[Imagen: Inés Valencia]
LOS TRECE ESCALONES, XXVIII: IDÉNTICA
—Eres idéntica a tu madre, Susana. Pero idéntica.
Eso le decían siempre, desde que tenía uso de razón. Idéntica a su madre. Pero idéntica.
—Tienes exactamente los mismos ojos, la misma nariz, las mismas manos… hasta la voz tienes igual que ella.
Tenía todo igual que ella, a decir de la gente y de la decena escasa de fotografías que sobrevivieron al incendio. Ninguna de las imágenes era lo bastante clara, por desgracia. Se habían hecho años atrás, con una cámara barata, sin ningún esmero. El hollín y el agua habían terminado de arruinarlas. Pero eso era cuanto le quedaba de la mujer que la engendró. Fotos viejas. Y la cantinela eterna de quienes sí tuvieron la suerte de conocerla.
—Eres idéntica a tu madre, Susana.
Se lo repetían una y otra vez. Sonreía al oírlo, procurando mostrarse cordial, halagada por un cumplido que desde niña supo que estaba envenenado.
—Qué barbaridad, esta chica… —comentaban por el barrio al verla pasar en su bicicleta—. Es igualita, pero igualita a Susana la Madre.

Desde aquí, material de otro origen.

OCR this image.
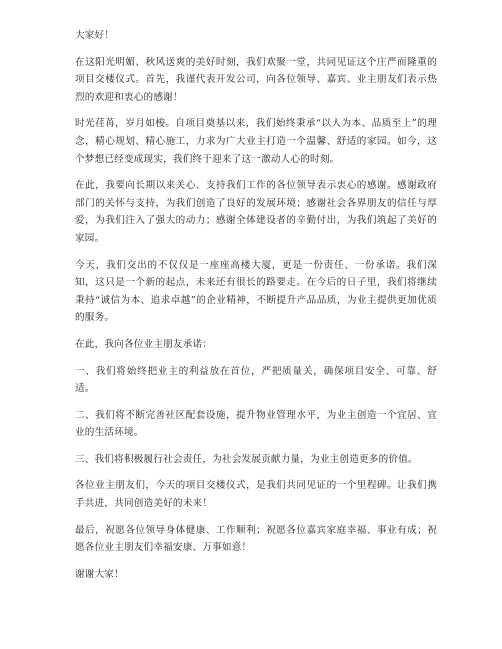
大家好！

在这阳光明媚、秋风送爽的美好时刻，我们欢聚一堂，共同见证这个庄严而隆重的项目交楼仪式。首先，我谨代表开发公司，向各位领导、嘉宾、业主朋友们表示热烈的欢迎和衷心的感谢！

时光荏苒，岁月如梭。自项目奠基以来，我们始终秉承“以人为本、品质至上”的理念，精心规划、精心施工，力求为广大业主打造一个温馨、舒适的家园。如今，这个梦想已经变成现实，我们终于迎来了这一激动人心的时刻。

在此，我要向长期以来关心、支持我们工作的各位领导表示衷心的感谢。感谢政府部门的关怀与支持，为我们创造了良好的发展环境；感谢社会各界朋友的信任与厚爱，为我们注入了强大的动力；感谢全体建设者的辛勤付出，为我们筑起了美好的家园。

今天，我们交出的不仅仅是一座座高楼大厦，更是一份责任、一份承诺。我们深知，这只是一个新的起点，未来还有很长的路要走。在今后的日子里，我们将继续秉持“诚信为本、追求卓越”的企业精神，不断提升产品品质，为业主提供更加优质的服务。

在此，我向各位业主朋友承诺：

一、我们将始终把业主的利益放在首位，严把质量关，确保项目安全、可靠、舒适。

二、我们将不断完善社区配套设施，提升物业管理水平，为业主创造一个宜居、宜业的生活环境。

三、我们将积极履行社会责任，为社会发展贡献力量，为业主创造更多的价值。

各位业主朋友们，今天的项目交楼仪式，是我们共同见证的一个里程碑。让我们携手共进，共同创造美好的未来！

最后，祝愿各位领导身体健康、工作顺利；祝愿各位嘉宾家庭幸福、事业有成；祝愿各位业主朋友们幸福安康、万事如意！

谢谢大家！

Porque resulta que también el nombre era el mismo. Susana la Hija, Susana la Madre. No siempre habían usado un título tan amable. Susana había sido muchas cosas antes de dejar este mundo. Había sido respondona, desobediente, ingobernable. Demasiado soberbia como para conformarse con la modesta pescadería que daba sustento a su familia. La fresca que se quedó embarazada y que nunca quiso desvelar el nombre de su amante. La desagradecida que se largó del pueblo sin despedirse siquiera, dejando una simple nota para sus pobres padres, rompiéndoles el corazón. La que, salvo algunas postales escuetas en fechas señaladas, había cortado todo lazo con su gente. La loca que se empeñó en pintar, pese a no tener el menor talento, y que llenó su pequeño piso de madre soltera con cuadros y más cuadros, en un delirio de rosas, agapantos, anémonas y siemprevivas, empeñada en colorear cada lúgubre esquina de su vida. Y de la de su hija.
También fue cosas peores. Y tuvo nombres peores. El barrio gris de la ciudad a la que escapó no hizo esfuerzo alguno por mostrarse acogedor. No hasta que la tragedia de su muerte obró el prodigio de redimirla, un poco a regañadientes. Solo una persona le tendió la mano sin preguntas. Leandro, el florista, un solterón de mediana edad que le dio trabajo armando ramos para novias exultantes, esposos recientes y viudas nostálgicas. Susana, la Hija, se acostumbró desde chiquilla a llamarle “Padrino”, a los caramelos rancios que le metía en el bolsillo del abrigo, a su mirada azul y socarrona. Nunca le pidió que le llamara “Papá”, ni “Abuelo”, ni siquiera cuando se hizo cargo de ella. Nunca le pidió nada. Tampoco le dijo jamás que se parecía a su madre. Le quiso más que a nadie ya solo por eso.
Porque, en el fondo, siempre le dio miedo que fuera cierto. Que todos acertaran. Que su madre y ella fueran idénticas, pero idénticas, hasta los más mínimos detalles. Idénticas en su modo de andar, en sus manos, en sus voces. Idénticas en sus manías, en su obsesión por las flores, en el placer inexplicable del olor a pintura, en el asco incomprensible por el tacto de los periódicos húmedos, en las pesadillas sobre montañas de sal y ojos brillantes como cristales, en la fascinación por las llamas. En la locura secreta, escondida muy adentro, creciendo como un tumor maligno, poco a poco y en silencio. Devorándolo todo a su paso.
Le aterraba que fueran idénticas. Y, cada vez que alguien se lo recordaba, un nudo de cuerda le apretaba el estómago. Implacable, como una sentencia.
Por eso era tan raro que la echara de menos. Pese a no haberla conocido apenas. Pese a los demonios oscuros que trajo a su vida y que supieron derrotar a los cuadros de colores. Si, finalmente, también ella terminaba embrujada por el fuego, quizá al menos pudiera volver a verla. Tan guapa, tan libre, como la imaginaba en sus sueños. Con el vestido rojo, bailando descalza entre los monstruos de humo negro.
Hasta entonces, seguía comprándole una rosa. Cada día.